Thursday 1 December 2011

Evaluation of Professors

It's that time of the term, at least for my university anyways. I'm not sure how evaluation is done in other universities, or if at all, but at my university it's a simple process. We receive a form paper in which we fill the course information, are given a small comment section, and then are left with two options; satisfactory, and unsatisfactory.

Does anyone else see the problem with this? The only way this could be worse is if it was a "rate your teacher on the following categories on a scale of 1 - 5" type of deal, which I'm sure any slew of unscientific personality testers would love. I mean honestly, the form looks like it could have been given at the end of a car wash. Not only is it completely irrelevant, the form doesn't direct criticism. This leads to situations in which students call their professors c*nts or a variety of colourful words we've all come to love (this actually happens; I had a recent conversation with a professor about them.)

 I have a stats professor who is relatively new at teaching; she just got her PhD last year. Now the mean on the last stats exam was 51. This is stats. Yes, some people may not have an aptitude for mathematics, and yes it is psych stats. But (English majors of the formality variety don't murder me for using "but" to start a sentence) really? I mean when you're in a psych stats class you aren't going to expect a lot of bright people, but 51? The requirements for statistics is junior high math, the hardest part of the course is identifying which formula to apply, because the formulas themselves require no interpretation. It goes without saying that the teacher must be doing an awful job if the average is that low, unless something was in the baby vaccinations around 1992. Now, my critiques would be related to her language barrier (there is more time for that rant later), her presentation has no transition, and she doesn't initiate the class. She also assumes that the class remembers everything they're taught from the past few classes.

University students, Psych students in particular, do NOT keep up to date with their classes. I spend all of my time in catch-up mode with the amount of work I have outside of class, and I manage to make it to the test date up-to-date. However, there's certainly no classes that I actually go into informed. Even the students who don't work go in uninformed. There's little incentive to do so, as professors don't generally mark class participation or insight within class. If you teach assuming they are informed, you're not going to have good results. Also, it's worth repeating, this is psychology.

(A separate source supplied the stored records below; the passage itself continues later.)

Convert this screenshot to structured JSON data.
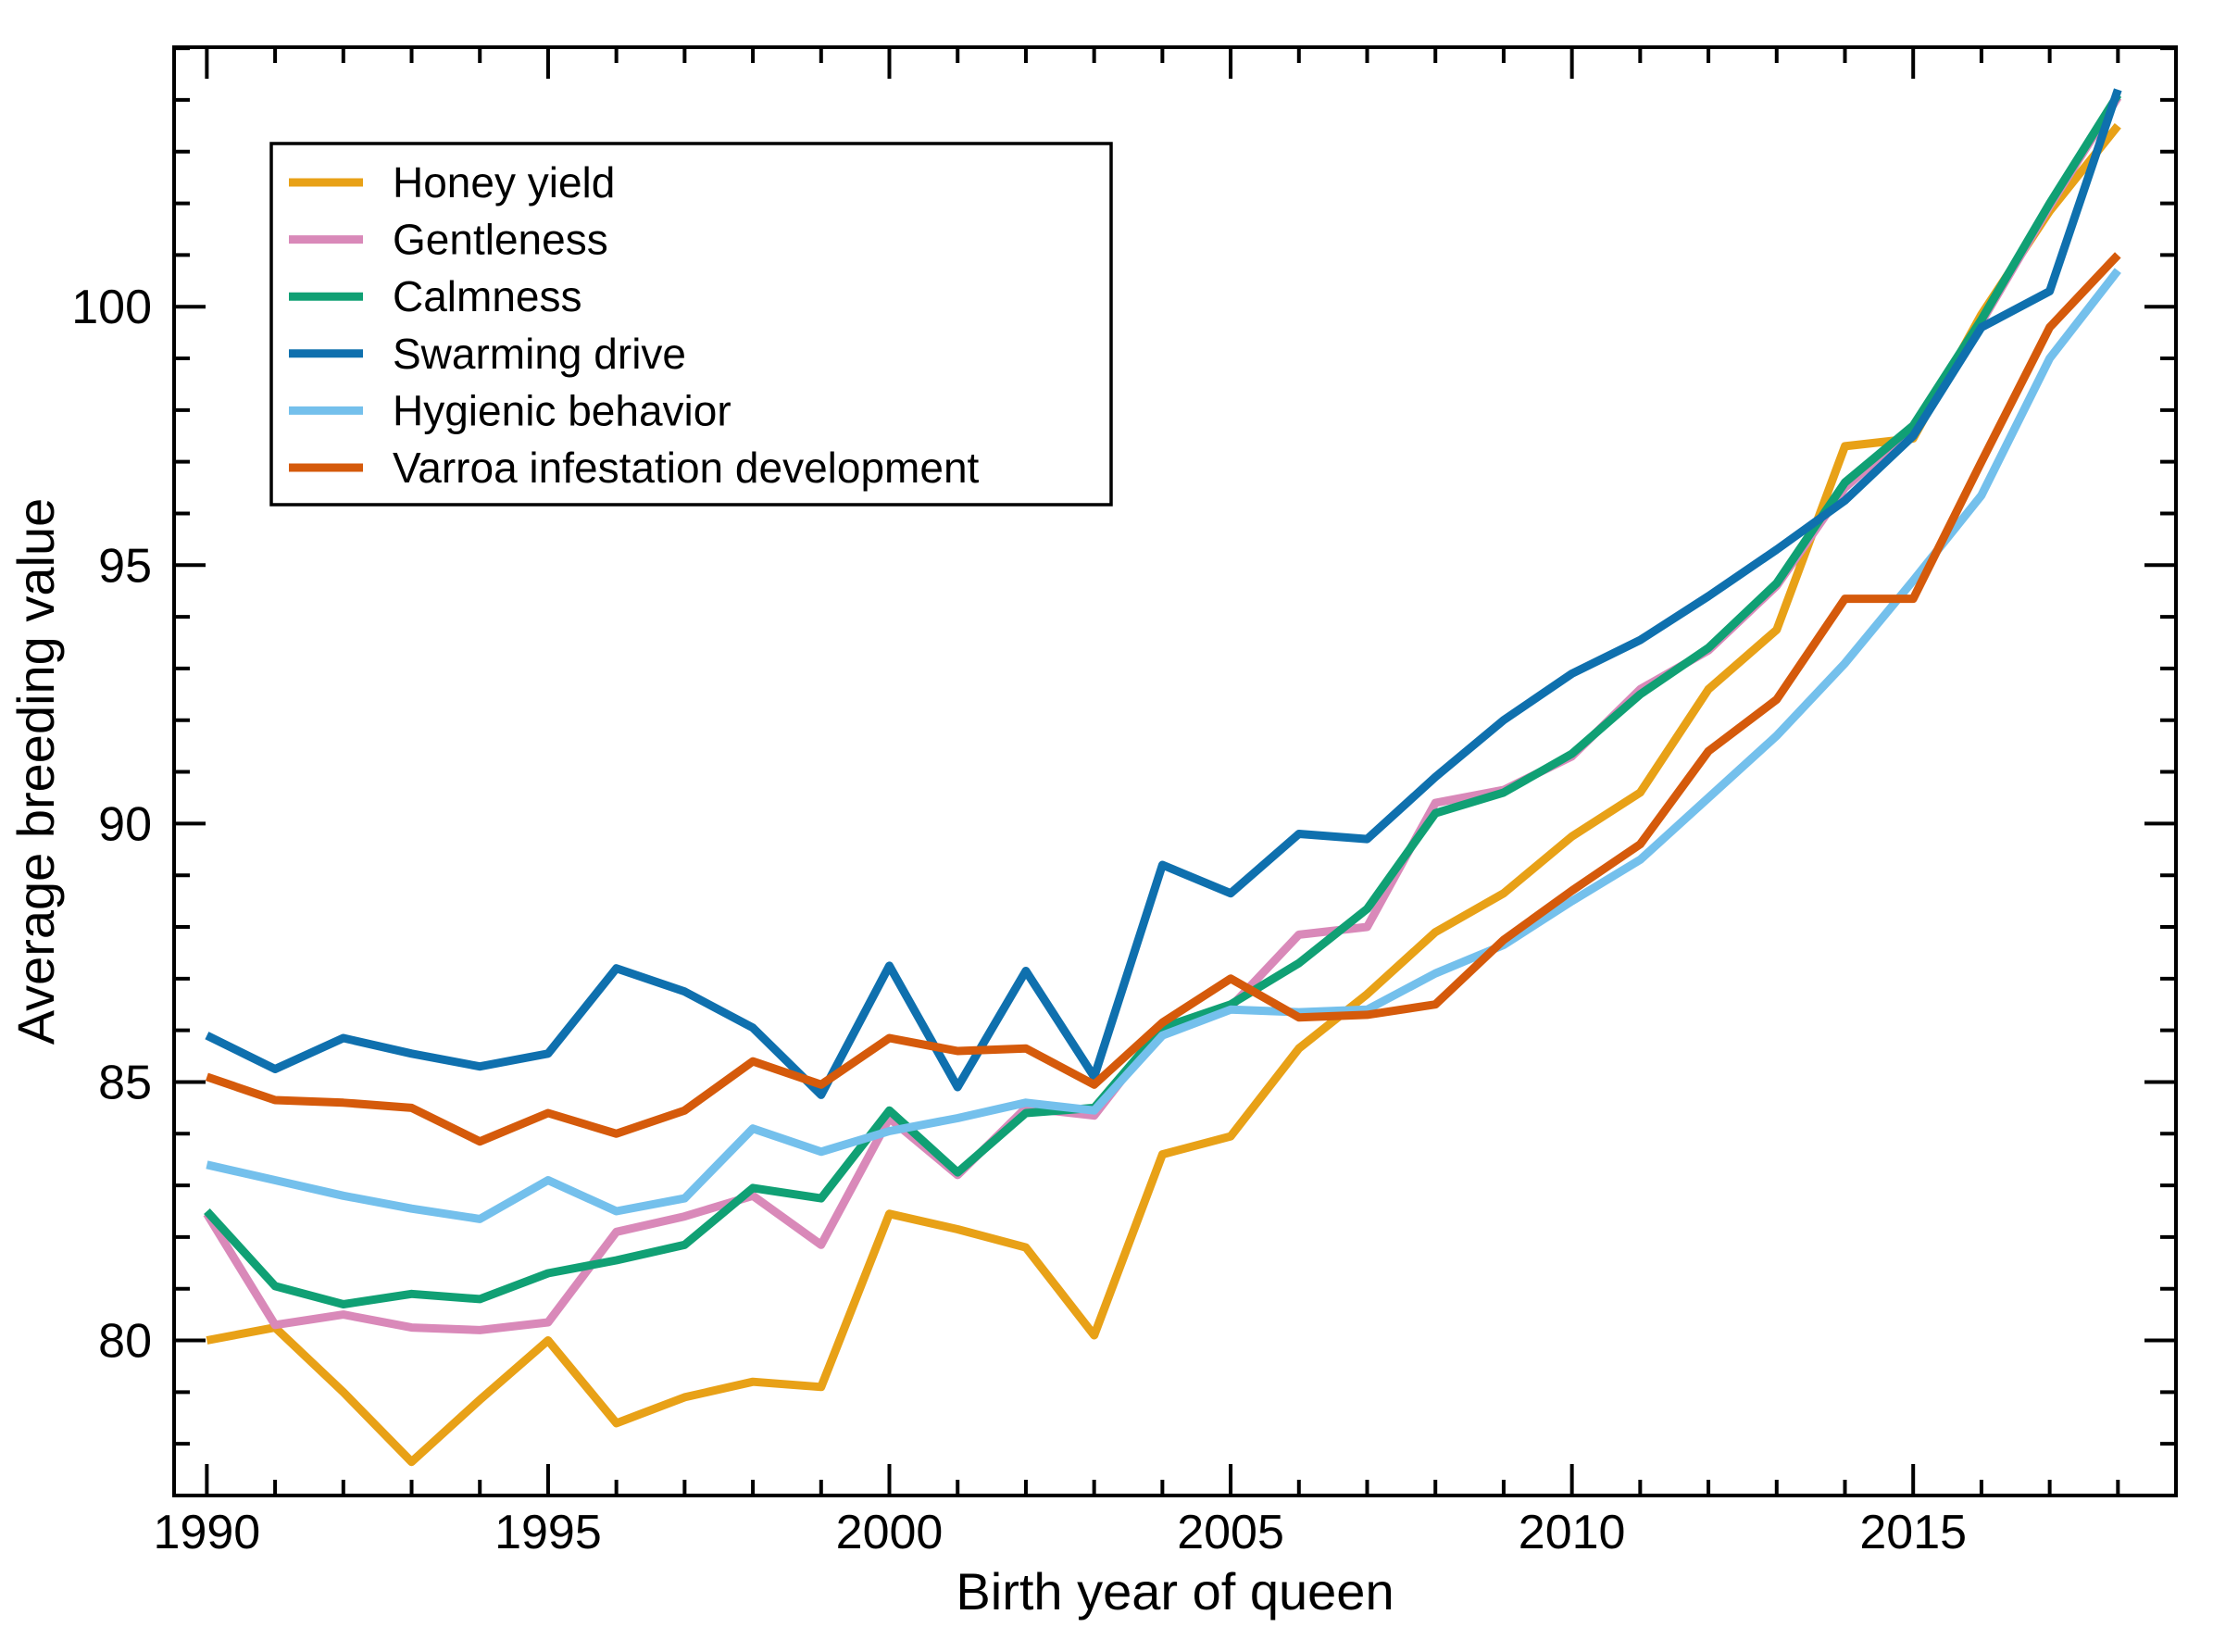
{
  "chart_data": {
    "type": "line",
    "xlabel": "Birth year of queen",
    "ylabel": "Average breeding value",
    "x": [
      1990,
      1991,
      1992,
      1993,
      1994,
      1995,
      1996,
      1997,
      1998,
      1999,
      2000,
      2001,
      2002,
      2003,
      2004,
      2005,
      2006,
      2007,
      2008,
      2009,
      2010,
      2011,
      2012,
      2013,
      2014,
      2015,
      2016,
      2017,
      2018
    ],
    "xlim": [
      1989.52,
      2018.85
    ],
    "ylim": [
      77.0,
      105.02
    ],
    "x_major_ticks": [
      1990,
      1995,
      2000,
      2005,
      2010,
      2015
    ],
    "y_major_ticks": [
      80,
      85,
      90,
      95,
      100
    ],
    "minor_tick_step_x": 1,
    "minor_tick_step_y": 1,
    "grid": "off",
    "legend_position": "top-left",
    "axis_color": "#000000",
    "series": [
      {
        "name": "Honey yield",
        "color": "#E8A117",
        "values": [
          80.0,
          80.25,
          79.0,
          77.65,
          78.85,
          80.0,
          78.4,
          78.9,
          79.2,
          79.1,
          82.45,
          82.15,
          81.8,
          80.1,
          83.6,
          83.95,
          85.65,
          86.7,
          87.9,
          88.65,
          89.75,
          90.6,
          92.6,
          93.75,
          97.3,
          97.45,
          99.85,
          101.85,
          103.5
        ]
      },
      {
        "name": "Gentleness",
        "color": "#D989B9",
        "values": [
          82.45,
          80.3,
          80.5,
          80.25,
          80.2,
          80.35,
          82.1,
          82.4,
          82.8,
          81.85,
          84.3,
          83.2,
          84.5,
          84.35,
          86.05,
          86.45,
          87.85,
          88.0,
          90.4,
          90.65,
          91.3,
          92.6,
          93.35,
          94.6,
          96.5,
          97.65,
          99.7,
          101.95,
          104.05
        ]
      },
      {
        "name": "Calmness",
        "color": "#10A074",
        "values": [
          82.5,
          81.05,
          80.7,
          80.9,
          80.8,
          81.3,
          81.55,
          81.85,
          82.95,
          82.75,
          84.45,
          83.25,
          84.4,
          84.5,
          86.05,
          86.5,
          87.3,
          88.35,
          90.2,
          90.6,
          91.35,
          92.5,
          93.4,
          94.65,
          96.6,
          97.7,
          99.75,
          102.0,
          104.1
        ]
      },
      {
        "name": "Swarming drive",
        "color": "#0F70AE",
        "values": [
          85.9,
          85.25,
          85.85,
          85.55,
          85.3,
          85.55,
          87.2,
          86.75,
          86.05,
          84.75,
          87.25,
          84.9,
          87.15,
          85.1,
          89.2,
          88.65,
          89.8,
          89.7,
          90.9,
          92.0,
          92.9,
          93.55,
          94.4,
          95.3,
          96.25,
          97.5,
          99.6,
          100.3,
          104.2
        ]
      },
      {
        "name": "Hygienic behavior",
        "color": "#74C0EC",
        "values": [
          83.4,
          83.1,
          82.8,
          82.55,
          82.35,
          83.1,
          82.5,
          82.75,
          84.1,
          83.65,
          84.05,
          84.3,
          84.6,
          84.45,
          85.9,
          86.4,
          86.35,
          86.4,
          87.1,
          87.65,
          88.5,
          89.3,
          90.5,
          91.7,
          93.1,
          94.7,
          96.35,
          99.0,
          100.7
        ]
      },
      {
        "name": "Varroa infestation development",
        "color": "#D55A0B",
        "values": [
          85.1,
          84.65,
          84.6,
          84.5,
          83.85,
          84.4,
          84.0,
          84.45,
          85.4,
          84.95,
          85.85,
          85.6,
          85.65,
          84.95,
          86.15,
          87.0,
          86.25,
          86.3,
          86.5,
          87.75,
          88.7,
          89.6,
          91.4,
          92.4,
          94.35,
          94.35,
          97.0,
          99.6,
          101.0
        ]
      }
    ]
  }
}
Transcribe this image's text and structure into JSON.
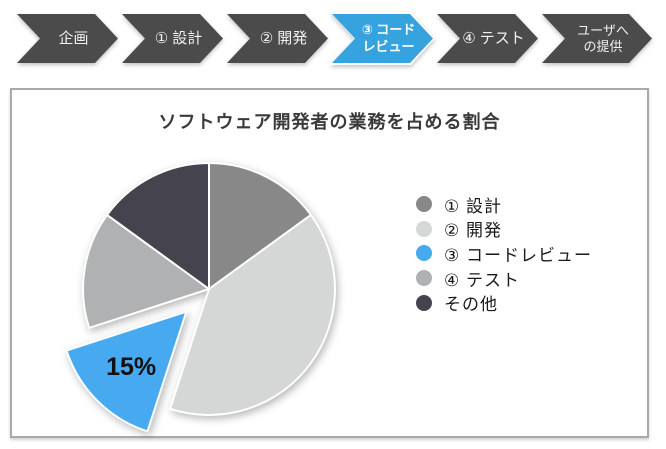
{
  "flow": {
    "steps": [
      {
        "lines": [
          "企画"
        ]
      },
      {
        "lines": [
          "① 設計"
        ]
      },
      {
        "lines": [
          "② 開発"
        ]
      },
      {
        "lines": [
          "③ コード",
          "レビュー"
        ],
        "active": true
      },
      {
        "lines": [
          "④ テスト"
        ]
      },
      {
        "lines": [
          "ユーザへ",
          "の提供"
        ]
      }
    ],
    "colors": {
      "step_bg": "#4B4B4B",
      "active_bg": "#36A2DE",
      "text": "#F2F2F2"
    }
  },
  "chart_data": {
    "type": "pie",
    "title": "ソフトウェア開発者の業務を占める割合",
    "legend_position": "right",
    "start_angle_deg": 0,
    "direction": "clockwise",
    "slices": [
      {
        "name": "① 設計",
        "value": 15,
        "color": "#888888"
      },
      {
        "name": "② 開発",
        "value": 40,
        "color": "#D5D7D7"
      },
      {
        "name": "③ コードレビュー",
        "value": 15,
        "color": "#47AAF0",
        "exploded": true,
        "label": "15%"
      },
      {
        "name": "④ テスト",
        "value": 15,
        "color": "#AFB1B3"
      },
      {
        "name": "その他",
        "value": 15,
        "color": "#45444E"
      }
    ]
  }
}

I could go on forever about this, but it would drag away from my point. All of these points are valid and need to be said. They CANNOT be expressed in the proper context by a small comment section and a little bubble that says "Unsatisfactory." All the bubble represents is how well the student performed in comparison with how well they expected to perform, not what they thought of the actual teaching. Also, with well over 100 performance reviews coming in, there is no way all of them are actually read by a review committee. Instead of being read by a review committee they are read by the teacher. What happens when you read 100 negative reviews one after the other? Do you take it as constructive criticism and improve? No way. Unless you have the patience of a catholic school girl (the ones from my father’s "good ole days", the ones now lost whatever patience they had, I can assure you of that) you're going to read the first couple and either stop reading, or catch teenage angst quicker than Herpes from a frat party. I could be wrong; maybe you'll be a good sport "like mike" and laugh.

What are the point of these if not to be constructive? To serve as a tool to further break ties between students and professors in universities? Evaluating professors should not rest alone on the students shoulders, nor should the blame of a lost job be put on their shoulders. Why reinforce the classic “me vs. the teacher” situation, when you could make the process more objective?

Ah, if only things could be done logically. Anyways, let me know what you thought of this rant below on a scale of 1-5. I'll let you define the scale, it's more fun that way.